There are almost as many ways for churches to cooperate in mission and ministry as there are churches – Merger, Federation, Cooperative Parish, Shared Pastoral Services, Combined Mission Activities – and the list goes on. Churches choose to enter into these cooperative relationships for a multitude of reasons. They may find themselves confronted with mission and ministry challenges too great to be effectively addressed alone; they may be facing an unbearable financial burden of maintaining individual properties; they may experience increasing costs associated with supporting pastoral and other staff; or they may face any of a multitude of other realities that challenge churches today. Whatever challenges motivate churches toward these cooperative ministries, and whatever form of cooperation they choose, the identities of the individual participating churches will be significantly changed.
Whether cooperating congregations remain in their own buildings or leave some or all of those facilities, their sense of LOCATION will be altered. They will no longer be known as the little church at the corner of …… The RELATIONSHIPS between pastor and congregation, between congregation and neighborhood and between members within the congregations will be upset and re-formed. And the MISSION of the newly formed cooperating churches will change, not only to include the traditions and patterns of the individual participating churches, but will begin to take on a shape of its own – perhaps quite unlike that experienced by the individual participating churches.

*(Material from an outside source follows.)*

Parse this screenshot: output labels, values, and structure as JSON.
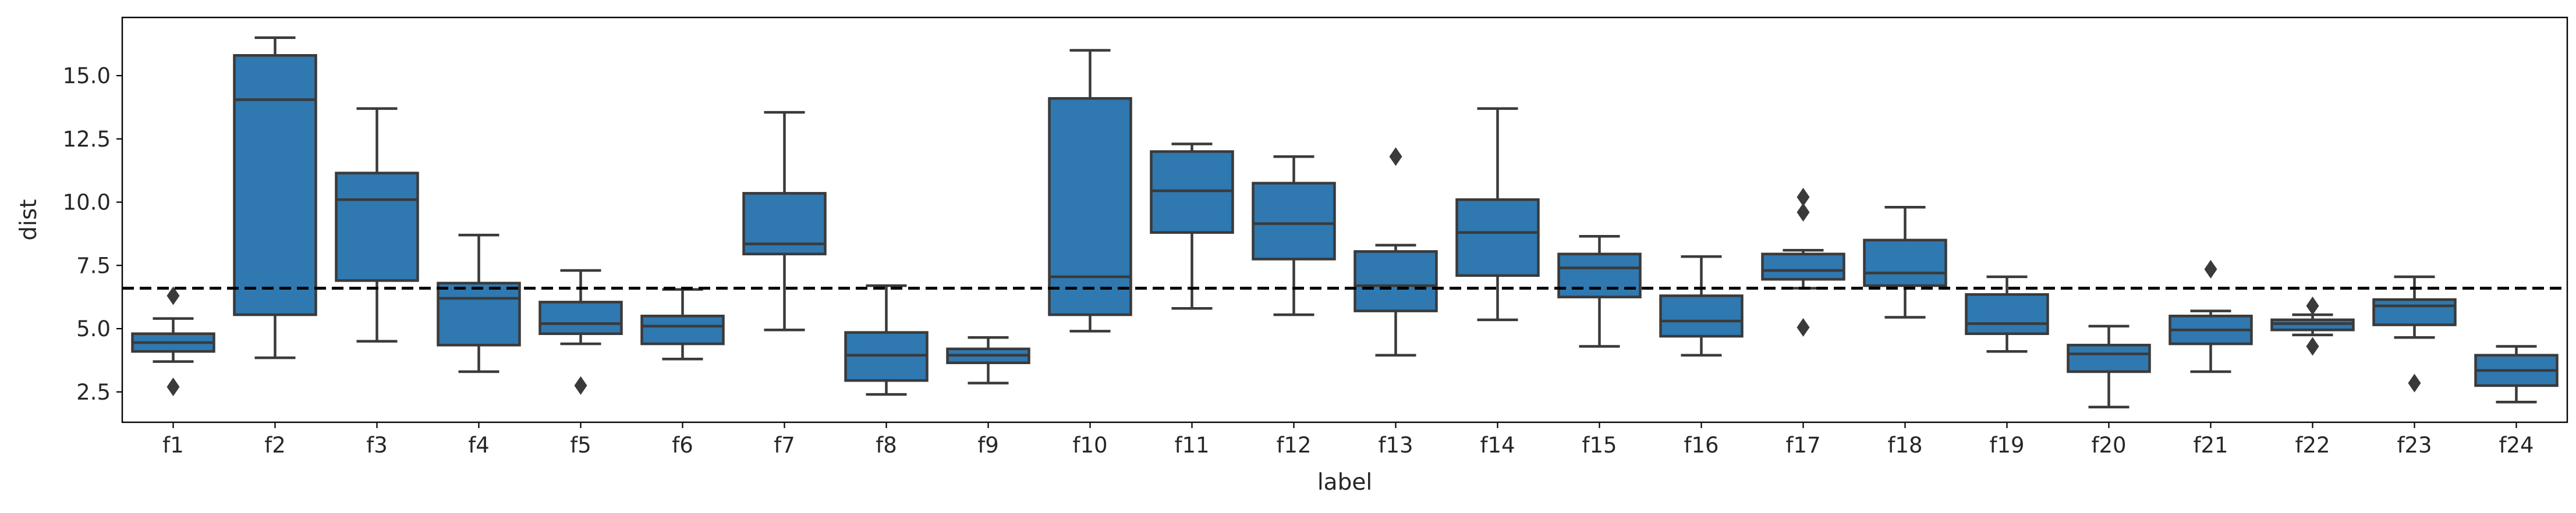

These fundamental changes in identity can produce no small amount of anxiety for members, pastors and friends of the churches. Even the parent denomination(s) are not immune to these anxieties. Old assumptions about everything from worship to education, from pastoral care to outreach, from tradition to innovation come into question and are subject to revision. In the old configurations, each person knew where they fit. In the new, each one must search for their place in negotiation with others.
Such fundamental changes in church identity have within them the seeds for either confusion or excitement, for exhaustion or enthusiasm, for decline or growth. For some, these cooperative efforts will be just one more stop on the road to extinction. For others, these same efforts will enable them to thrive as effective outposts of mission in a struggling world. The challenge is to find ways to weight the process toward thriving.